Termination Clause: The One Most People Skip
Every contract needs a clean exit mechanism for both parties.
Cover these scenarios:
- Client terminates early: Client pays for all work completed plus the kill fee.
- You terminate: You deliver completed work to date, refund unused portions of the deposit, and give reasonable notice (typically 14 days).
- Termination for cause: Either party can terminate immediately if the other materially breaches the contract and fails to cure the breach within a specified period (5–10 business days is typical).
Without a termination clause, disputes about cancellation turn into legal gray areas where the only winner is whoever has a better lawyer.
Dispute Resolution
Most freelance contracts include a boilerplate arbitration clause, which is fine.
But consider adding:
- Which state/jurisdiction’s laws govern the agreement?
- Whether disputes go to binding arbitration or mediation first.
- A small claims carve-out (disputes under $X can bypass arbitration).
The American Arbitration Association publishes standard arbitration clauses that are widely recognized and free to use as a template.
Limitation of Liability
This clause protects you if the work you deliver somehow contributes to a client’s loss.

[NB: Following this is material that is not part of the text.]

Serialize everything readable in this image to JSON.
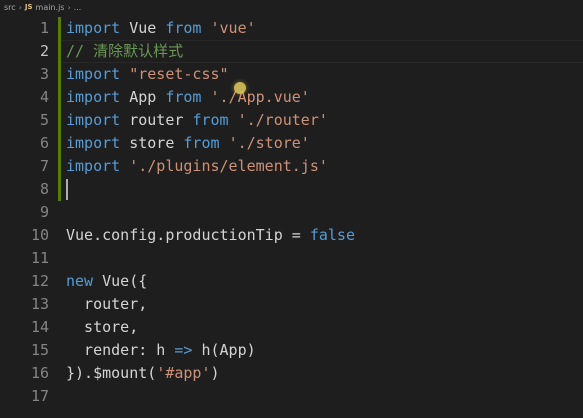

Say you build an e-commerce site and a bug causes checkout to fail for 48 hours without a liability cap; theoretically, the client could sue you for lost revenue.
A standard clause limits your liability to the total amount paid under the contract. This is normal, expected, and defensible.
Common Mistakes to Avoid
Using a generic template without customizing it. Templates are starting points, not finished contracts. A logo design contract and a software development contract need very different scopes and IP language.
Not dating revisions. If you negotiate changes to a contract via email and don’t issue an amended signed version, you have conflicting documents. Always generate a clean amended contract when terms change.
Forgetting to specify payment triggers. “Upon project completion” is vague. What triggers the completion of client approval, file delivery, and publication? Tie payment to a concrete, observable event.
Leaving out your own protections while focusing on the client’s. Contracts aren’t just client protections. Your portfolio rights, your ability to terminate, your late fee rights, these need to be in there too.
FAQ
Do I need a lawyer to write my freelance contract?
Not necessarily for straightforward projects. Many freelancers use well-structured templates from platforms like AND CO or the Graphic Artists Guild’s Handbook of Pricing and Ethical Standards, which has been the industry reference since the 1970s. For large projects — say, $10K+ or work involving sensitive IP, a one-time legal review from a contracts attorney is worth the $200–400 investment.
What if a client refuses to sign a contract?
That’s important information. Most professional clients understand that contracts are standard. A client who resists signing is often a client who plans to push boundaries later. You can soften it by explaining that contracts protect both parties, but if they still refuse, factor that risk into your decision to take the project.
Can I use one contract for all my clients?
You can use one base template, but scope, pricing, and IP terms need to be customized per project. A single-use licensing clause appropriate for a software module doesn’t make sense for a ghostwriting engagement. The structure can be standard; the details can’t be.
What’s the difference between a contract and a statement of work?
A contract establishes the legal relationship, rights, and obligations. A Statement of Work (SOW) describes the specific deliverables, timelines, and technical details for a given project. For ongoing relationships, you might have one master contract with individual SOWs attached per project. For one-off work, a single contract that includes both is common.
What if I’m working internationally?
Specify which country’s laws govern the agreement, and consider including a currency clause to avoid ambiguity on exchange rates. Cross-border enforcement is complicated, but having a written governing law clause at least establishes a starting point.